Yasujiro Ozu’s Kaze no naka no mendori—in the States, A Hen in the Wind—and Kenji Mizoguchi’s Yoru no onnatachi might be considered film sisters; both are from 1948, both address Japan’s postwar socioeconomic devastation, one in Tokyo, the other in Osaka, as reflected in the protagonist’s dip or slip into prostitution, and both (brilliantly) star Kinuyo Tanaka, who was named best actress at Mainichi Film Concours for both performances.
Mizoguchi’s gut-wrenching film, drawn from a novel by Eijirô Hisaita, interweaves the fates of three girls or women, two of them sisters, all who become prostitutes. Tanaka plays Fusako Owada, who loses both husband and son to illness (I presume to divert censorship from U.S. occupiers); her experience and that of the other two include rape, gang beatings, syphilis, and a newborn’s death. Unlike other films by Mizoguchi, this one bears the influence of Italian neorealism.
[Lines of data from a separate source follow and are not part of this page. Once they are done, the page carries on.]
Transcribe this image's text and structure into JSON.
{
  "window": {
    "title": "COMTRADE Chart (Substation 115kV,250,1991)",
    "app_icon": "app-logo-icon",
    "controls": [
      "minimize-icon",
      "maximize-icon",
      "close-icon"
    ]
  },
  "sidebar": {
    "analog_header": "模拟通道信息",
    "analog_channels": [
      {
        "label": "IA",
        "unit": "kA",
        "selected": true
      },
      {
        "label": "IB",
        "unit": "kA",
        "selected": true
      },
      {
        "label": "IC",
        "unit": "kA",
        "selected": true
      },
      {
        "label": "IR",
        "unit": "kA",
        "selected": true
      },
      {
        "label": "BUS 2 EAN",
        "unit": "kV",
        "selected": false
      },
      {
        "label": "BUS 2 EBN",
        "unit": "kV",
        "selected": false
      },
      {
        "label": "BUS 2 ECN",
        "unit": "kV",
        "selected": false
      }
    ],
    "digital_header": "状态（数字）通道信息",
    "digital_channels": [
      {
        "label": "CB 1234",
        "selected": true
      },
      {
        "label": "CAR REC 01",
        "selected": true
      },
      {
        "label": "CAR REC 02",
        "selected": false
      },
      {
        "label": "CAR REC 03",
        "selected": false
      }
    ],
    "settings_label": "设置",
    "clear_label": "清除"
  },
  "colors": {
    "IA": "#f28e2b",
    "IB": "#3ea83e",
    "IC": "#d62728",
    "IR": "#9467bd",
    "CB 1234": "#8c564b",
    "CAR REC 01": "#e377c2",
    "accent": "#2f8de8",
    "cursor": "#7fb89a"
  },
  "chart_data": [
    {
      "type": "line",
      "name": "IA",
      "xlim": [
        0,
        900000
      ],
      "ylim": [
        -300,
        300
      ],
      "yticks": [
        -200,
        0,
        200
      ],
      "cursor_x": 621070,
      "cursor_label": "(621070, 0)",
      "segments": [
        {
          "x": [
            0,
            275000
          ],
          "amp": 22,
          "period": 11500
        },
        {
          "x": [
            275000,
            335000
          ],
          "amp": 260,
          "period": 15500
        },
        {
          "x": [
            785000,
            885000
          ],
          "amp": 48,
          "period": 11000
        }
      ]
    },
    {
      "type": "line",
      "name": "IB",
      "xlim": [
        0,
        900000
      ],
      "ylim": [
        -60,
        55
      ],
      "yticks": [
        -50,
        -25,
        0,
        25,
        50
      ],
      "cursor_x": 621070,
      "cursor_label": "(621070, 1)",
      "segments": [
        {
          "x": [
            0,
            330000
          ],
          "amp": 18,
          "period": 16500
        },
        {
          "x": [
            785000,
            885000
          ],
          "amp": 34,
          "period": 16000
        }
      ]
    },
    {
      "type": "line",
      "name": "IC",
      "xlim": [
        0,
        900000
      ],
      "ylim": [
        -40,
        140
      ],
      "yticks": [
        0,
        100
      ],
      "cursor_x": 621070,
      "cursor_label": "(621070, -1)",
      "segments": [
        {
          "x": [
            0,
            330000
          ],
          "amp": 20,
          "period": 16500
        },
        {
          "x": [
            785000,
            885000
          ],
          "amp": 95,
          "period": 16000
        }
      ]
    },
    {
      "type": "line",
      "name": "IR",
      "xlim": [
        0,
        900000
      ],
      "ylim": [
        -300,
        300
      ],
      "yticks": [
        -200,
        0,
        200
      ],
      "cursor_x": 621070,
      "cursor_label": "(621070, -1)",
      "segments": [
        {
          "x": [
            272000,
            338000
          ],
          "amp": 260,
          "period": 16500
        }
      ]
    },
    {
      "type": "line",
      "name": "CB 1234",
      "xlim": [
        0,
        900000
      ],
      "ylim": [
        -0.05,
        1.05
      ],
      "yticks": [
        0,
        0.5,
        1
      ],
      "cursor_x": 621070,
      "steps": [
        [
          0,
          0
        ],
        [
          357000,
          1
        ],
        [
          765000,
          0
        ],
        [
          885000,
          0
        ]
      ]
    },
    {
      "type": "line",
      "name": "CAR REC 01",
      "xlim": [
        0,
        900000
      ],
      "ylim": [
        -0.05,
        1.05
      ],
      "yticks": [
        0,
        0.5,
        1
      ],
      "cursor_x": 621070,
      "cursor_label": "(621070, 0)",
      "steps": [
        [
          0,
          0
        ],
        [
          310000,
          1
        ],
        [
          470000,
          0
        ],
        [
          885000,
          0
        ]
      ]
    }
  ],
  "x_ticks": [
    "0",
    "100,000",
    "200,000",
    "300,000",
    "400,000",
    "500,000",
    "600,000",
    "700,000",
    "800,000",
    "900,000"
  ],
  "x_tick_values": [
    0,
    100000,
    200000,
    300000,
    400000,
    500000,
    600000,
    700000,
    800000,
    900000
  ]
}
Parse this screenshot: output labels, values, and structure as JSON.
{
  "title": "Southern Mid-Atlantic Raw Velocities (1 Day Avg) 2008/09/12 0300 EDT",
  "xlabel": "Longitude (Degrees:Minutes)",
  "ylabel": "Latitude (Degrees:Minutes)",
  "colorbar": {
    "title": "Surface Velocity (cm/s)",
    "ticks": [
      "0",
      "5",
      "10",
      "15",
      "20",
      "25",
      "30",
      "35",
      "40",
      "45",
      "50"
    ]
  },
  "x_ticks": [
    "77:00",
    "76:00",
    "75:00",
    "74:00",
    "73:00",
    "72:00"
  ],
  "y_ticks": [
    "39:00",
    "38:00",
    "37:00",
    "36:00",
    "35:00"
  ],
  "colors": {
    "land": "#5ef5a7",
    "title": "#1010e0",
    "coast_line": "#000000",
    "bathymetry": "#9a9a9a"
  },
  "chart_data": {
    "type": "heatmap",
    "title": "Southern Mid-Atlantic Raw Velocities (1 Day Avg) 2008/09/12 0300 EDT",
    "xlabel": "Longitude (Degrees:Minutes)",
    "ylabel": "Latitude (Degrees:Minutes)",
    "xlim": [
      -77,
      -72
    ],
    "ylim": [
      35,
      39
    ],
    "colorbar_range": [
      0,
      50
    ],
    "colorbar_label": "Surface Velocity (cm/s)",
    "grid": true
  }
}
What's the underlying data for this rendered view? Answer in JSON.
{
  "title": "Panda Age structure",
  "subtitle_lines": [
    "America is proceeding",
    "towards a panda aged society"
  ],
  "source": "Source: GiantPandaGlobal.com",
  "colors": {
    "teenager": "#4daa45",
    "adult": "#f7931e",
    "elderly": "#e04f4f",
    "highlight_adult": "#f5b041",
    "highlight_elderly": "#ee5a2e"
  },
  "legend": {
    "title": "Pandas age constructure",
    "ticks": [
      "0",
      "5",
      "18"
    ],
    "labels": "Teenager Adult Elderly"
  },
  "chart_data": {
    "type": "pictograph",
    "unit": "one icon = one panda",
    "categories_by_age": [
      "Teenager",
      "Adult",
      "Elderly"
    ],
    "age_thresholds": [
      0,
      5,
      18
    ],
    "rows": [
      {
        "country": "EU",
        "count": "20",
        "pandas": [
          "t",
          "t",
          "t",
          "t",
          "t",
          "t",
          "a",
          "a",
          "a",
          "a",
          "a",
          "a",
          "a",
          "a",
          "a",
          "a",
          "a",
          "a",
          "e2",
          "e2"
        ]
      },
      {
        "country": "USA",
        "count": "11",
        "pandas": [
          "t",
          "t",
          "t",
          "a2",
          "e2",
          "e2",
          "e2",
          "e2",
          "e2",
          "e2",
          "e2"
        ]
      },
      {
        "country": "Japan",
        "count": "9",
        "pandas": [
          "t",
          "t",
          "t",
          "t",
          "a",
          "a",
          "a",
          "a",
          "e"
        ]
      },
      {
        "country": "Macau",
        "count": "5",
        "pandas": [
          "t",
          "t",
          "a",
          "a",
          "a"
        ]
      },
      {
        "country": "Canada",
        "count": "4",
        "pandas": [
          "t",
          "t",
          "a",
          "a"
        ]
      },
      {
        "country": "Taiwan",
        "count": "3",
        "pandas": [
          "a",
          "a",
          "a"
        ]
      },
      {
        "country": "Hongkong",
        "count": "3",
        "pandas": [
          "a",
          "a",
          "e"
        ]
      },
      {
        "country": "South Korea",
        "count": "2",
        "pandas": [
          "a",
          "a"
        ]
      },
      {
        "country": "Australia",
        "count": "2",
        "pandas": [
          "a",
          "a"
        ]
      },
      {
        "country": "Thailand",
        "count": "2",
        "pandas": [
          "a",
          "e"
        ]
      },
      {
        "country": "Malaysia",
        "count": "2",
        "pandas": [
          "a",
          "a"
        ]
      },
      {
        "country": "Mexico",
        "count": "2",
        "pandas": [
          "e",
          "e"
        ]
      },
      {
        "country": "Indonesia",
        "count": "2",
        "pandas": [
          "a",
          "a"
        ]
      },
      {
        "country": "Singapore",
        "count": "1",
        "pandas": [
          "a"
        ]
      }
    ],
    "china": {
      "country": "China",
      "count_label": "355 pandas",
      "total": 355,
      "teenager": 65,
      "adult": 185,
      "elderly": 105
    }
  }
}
The film is stark, brutal. At the last, a swarm of sister prostitutes descend like Furies upon Fusako, assaulting her with slaps and belt amidst war’s rubble at night, when she decides to risk leaving their shared life behind. The situation is ironic; it is doubtful, despite her aspirations, that she will be able to survive once she has gone “straight.” But the other prostitutes are moved to bash her for even offering them the affront of trying to do so when they remain mired in such hopelessness. It is a betrayal; their solidarity is the only shield they possess against the terribleness of their lives. The imagery compounds the irony; in the background is a stained-glass depiction of the Virgin Mary and her infant Jesus. Belonging to a bombed-out church, it suggests that Buddhist Japan no longer felt it could call its soul its own.